Le imprese italiane puntano al mercato asiatico

Una trentina tra imprenditori e professionisti hanno incontrato questa mattina a Castelfiorentino una delegazione del Thailand Board of Investment (BOI). Intervento in live call di Lorenzo Galanti, Ambasciatore italiano a Bangkok


Il Made in Italy guarda a Oriente, e scommette sulla Thailandia per conquistare nuove quote di mercato nella produzione di beni e servizi ad elevato tasso tecnologico. Una trentina tra imprenditori e professionisti hanno incontrato questa mattina a Castelfiorentino (FI) la delegazione parigina del Thailand Board of Investment (BOI), agenzia governativa thailandese, per avviare una collaborazione bilaterale che possa strutturarsi e durare nel tempo.


L’iniziativa, promossa dal “Tavolo Economia” del Comune di Castelfiorentino e dall’Unione dei Comuni Circondario Empolese Valdelsa, si è svolta in un clima cordiale e ha registrato a metà mattinata anche l’intervento di S.E. Lorenzo Galanti, Ambasciatore Italiano a Bangkok.

La delegazione thailandese, formata dai tre maggiori esponenti della sede parigina del BOI ovvero Cherdchan Arunrat (Director of Thailand Board of Investment Paris Office), Sudarat Pongpitak (Deputy Director) e Souchitra Sassady Abhay (Investment Promotion Office), è stata accolta dal Presidente dell’Unione dei Comuni dell’Empolese Valdelsa, Alessio Falorni, da Riccardo Coli (membro del “Tavolo Economia”) e da Tiziano Cini (direttore di ASEV) alla presenza di alcuni amministratori dell’area interessata. La prima parte della mattinata è stata riservata alla presentazione delle caratteristiche socio-economiche del territorio dell’Empolese Valdelsa, uno dei poli produttivi di maggior rilievo della Toscana, mentre la seconda è stata dedicata al confronto con le imprese (provenienti da diverse regioni italiane) attraverso la suddivisione in tavoli di lavoro.

Quanto mai diversificati i settore di interesse delle aziende che hanno preso parte al workshop: si va dalla produzione dispositivi medici che agevolano la guarigione delle ferite (o magari per uso estetico) alla coltivazione di microalghe per uso farmaceutico; dallo sviluppo di software e tecnologie per le start up ai servizi per la ricerca industriale; dalla produzione di piccoli apparati satellitari a quella di droni o di tecnologia a LED; dalla costruzione di impianti per concerie a quelli impiegati per il trattamento e lo smaltimento dei rifiuti solidi urbani. La delegazione del BOI ha illustrato ai presenti i principali settori di sviluppo della Thailandia 4.0 e le informazioni utili facilitare le opportunità di investimento e di scambio commerciale.
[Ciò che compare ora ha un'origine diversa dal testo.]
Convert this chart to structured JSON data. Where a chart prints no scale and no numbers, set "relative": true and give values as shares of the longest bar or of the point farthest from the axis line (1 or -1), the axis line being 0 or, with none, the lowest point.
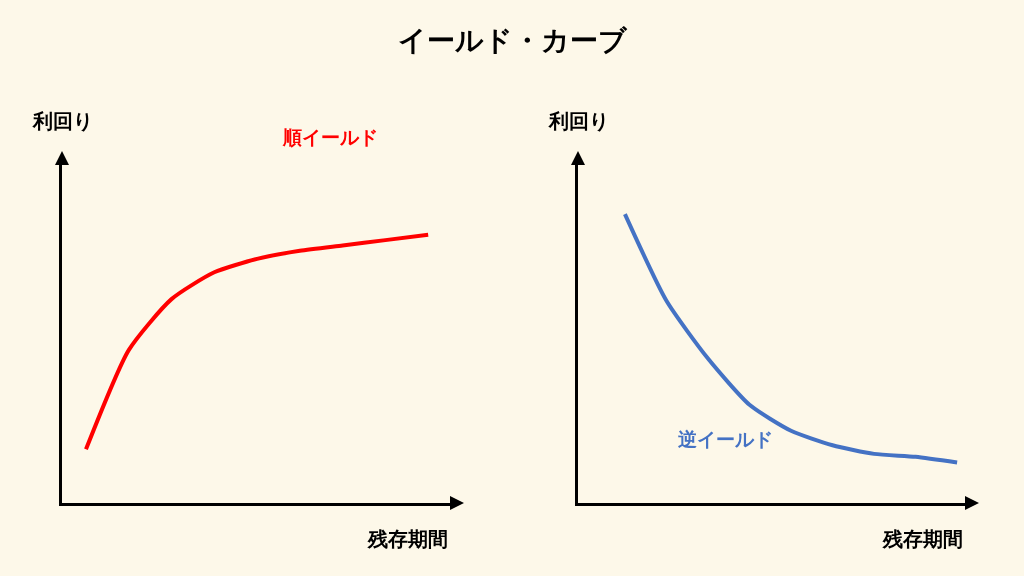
{
  "chart_data": [
    {
      "type": "line",
      "title": "イールド・カーブ",
      "xlabel": "残存期間",
      "ylabel": "利回り",
      "relative": true,
      "categories": [
        null,
        null,
        null,
        null,
        null,
        null,
        null,
        null,
        null
      ],
      "series": [
        {
          "name": "順イールド",
          "color": "#ff0000",
          "values": [
            0.2,
            0.57,
            0.76,
            0.86,
            0.91,
            0.94,
            0.96,
            0.98,
            1
          ]
        }
      ],
      "grid": false,
      "legend": false,
      "marker": "none",
      "line_style": "solid"
    },
    {
      "type": "line",
      "xlabel": "残存期間",
      "ylabel": "利回り",
      "relative": true,
      "categories": [
        null,
        null,
        null,
        null,
        null,
        null,
        null,
        null,
        null
      ],
      "series": [
        {
          "name": "逆イールド",
          "color": "#4472c4",
          "values": [
            1,
            0.7,
            0.5,
            0.34,
            0.25,
            0.2,
            0.17,
            0.16,
            0.14
          ]
        }
      ],
      "grid": false,
      "legend": false,
      "marker": "none",
      "line_style": "solid"
    }
  ]
}
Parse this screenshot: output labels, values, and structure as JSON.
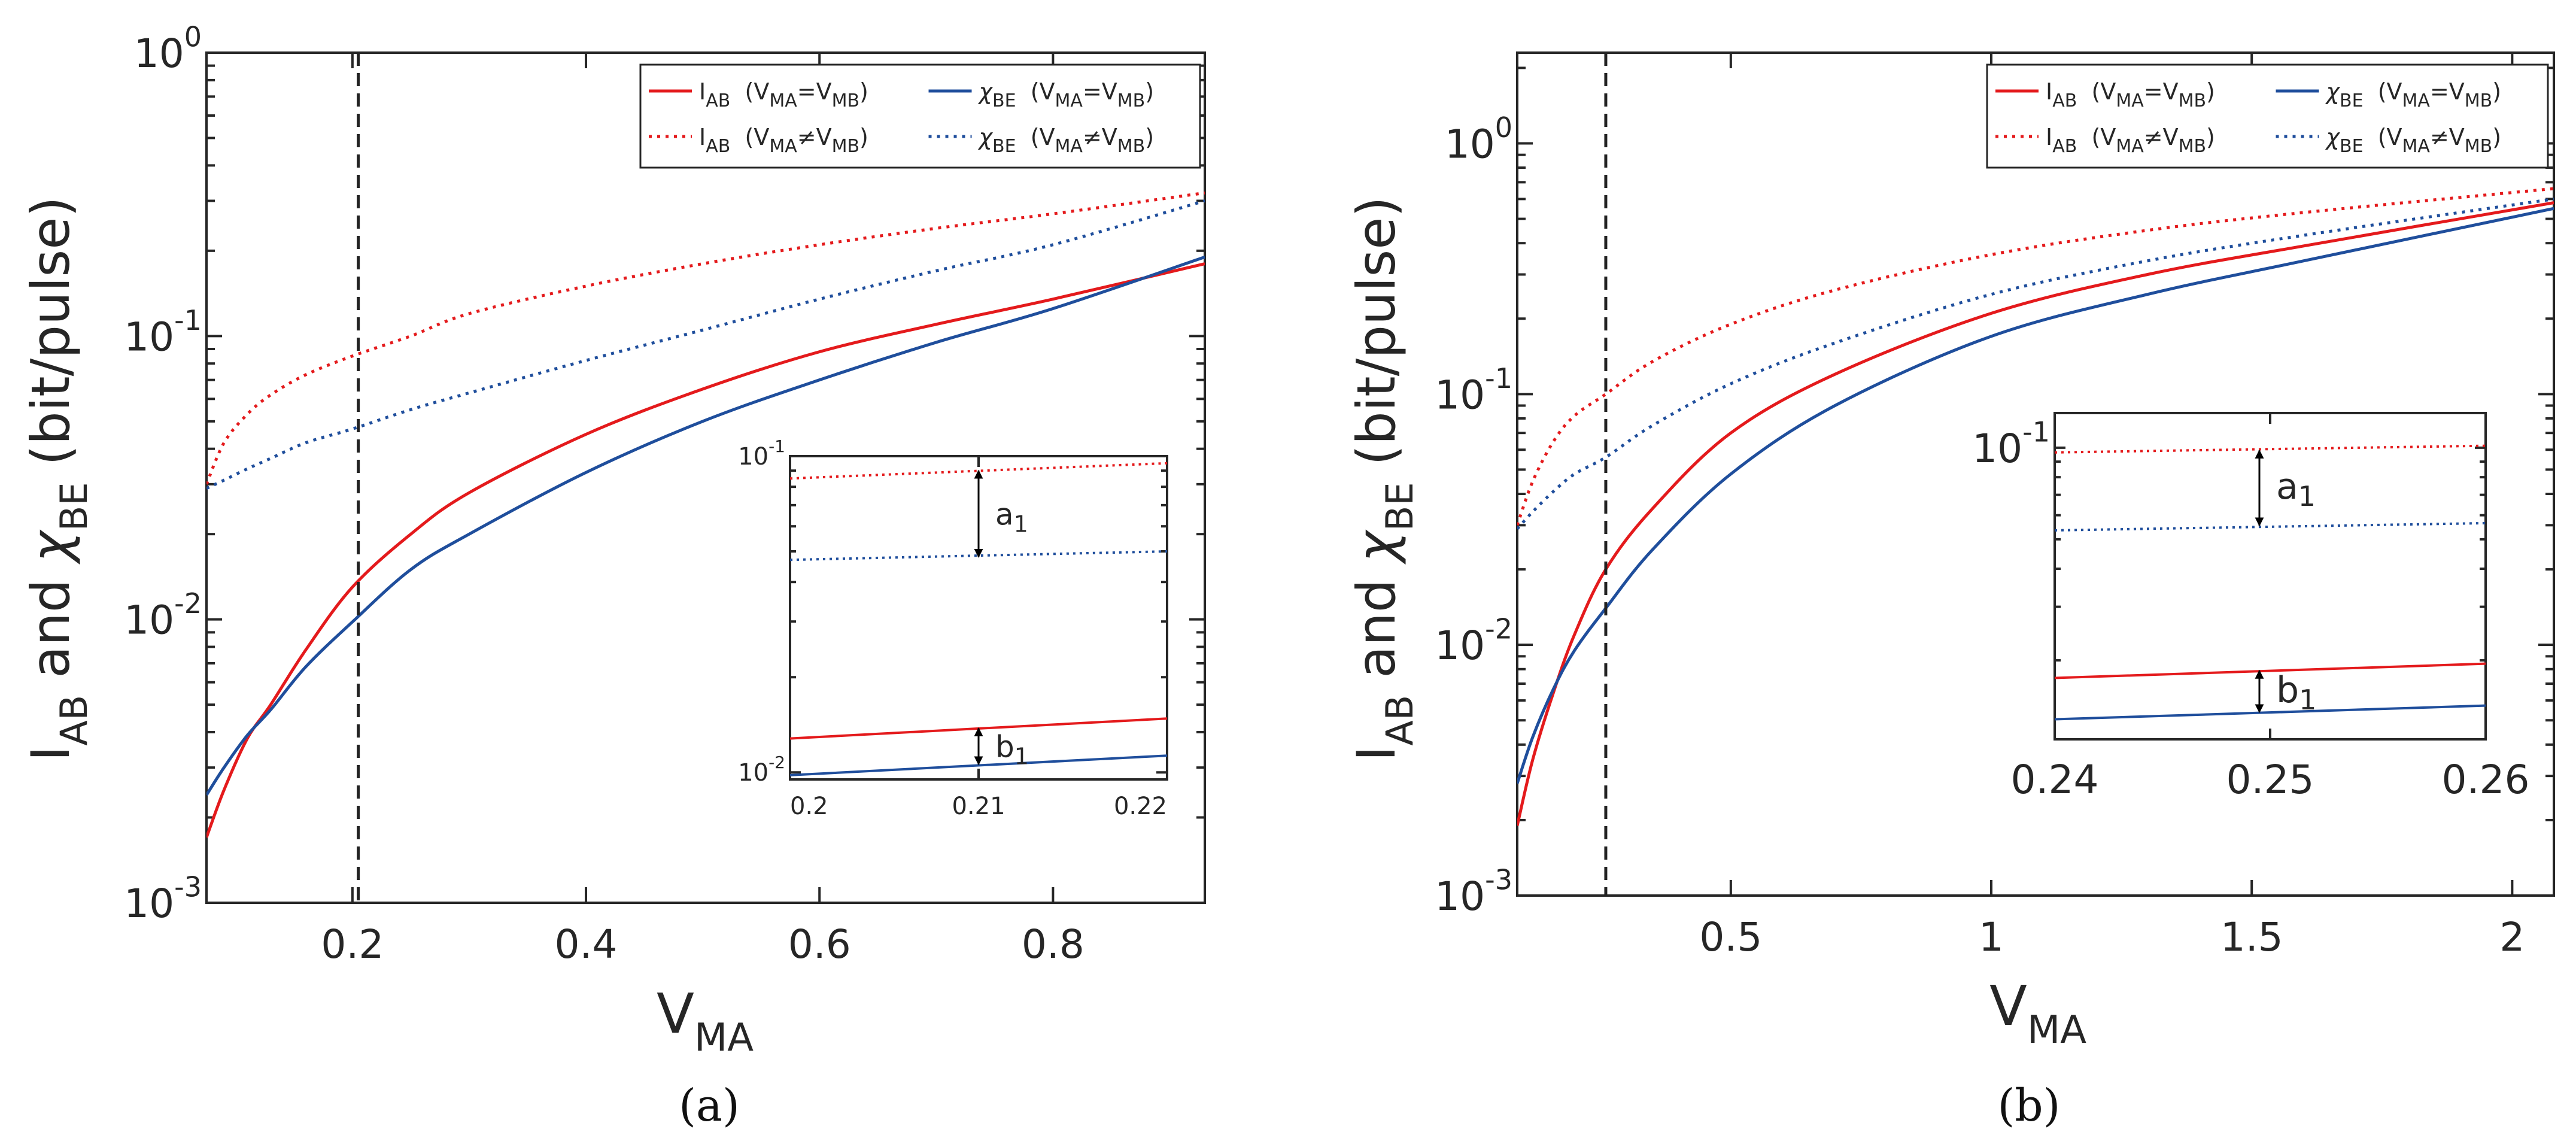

“Si è appena concluso un summit dell’ASEAN (Association of South-Est Asian Nations) – ha osservato Cherdchan Arunrat (direttore sede parigina del BOI) - e il primo ministro della Thailandia ha ricordato questo momento come un’occasione importante per aprire il nostro paese verso nuovi mercati. La Thailandia è uno dei paesi principali che ha aderito a “La Via della Seta” e si trova in una posizione favorevole anche da un punto di vista geografico, tra la Cina e Singapore. Per questo motivo sono in corso enormi investimenti nelle infrastrutture dei trasporti, come strade e ferrovie. Siamo molto interessati a instaurare rapporti bilaterali con le imprese italiane, dalle piccole alle grandi, specializzate in vari settori”.

“Siamo estremamente soddisfatti dell’incontro di oggi – sottolinea il Presidente dell’Unione dei Comuni, Alessio Falorni – perché ha offerto alle imprese della nostra area (e non solo) l’opportunità di un primo confronto con una delegazione ufficiale di un paese importante come la Thailandia, un mercato che riveste un valore anche strategico perché si configura quasi una “porta” verso l’Oriente, che come istituzioni abbiamo il dovere di tenere aperta attraverso il dialogo, la collaborazione e lo scambio delle reciproche possibilità di investimento. I numeri dell’Asia, sia in termini di PIL che come abitanti, evidenziano potenzialità enormi: di qui la necessità che l’incontro di oggi possa concretizzarsi in un rapporto durevole nel tempo”.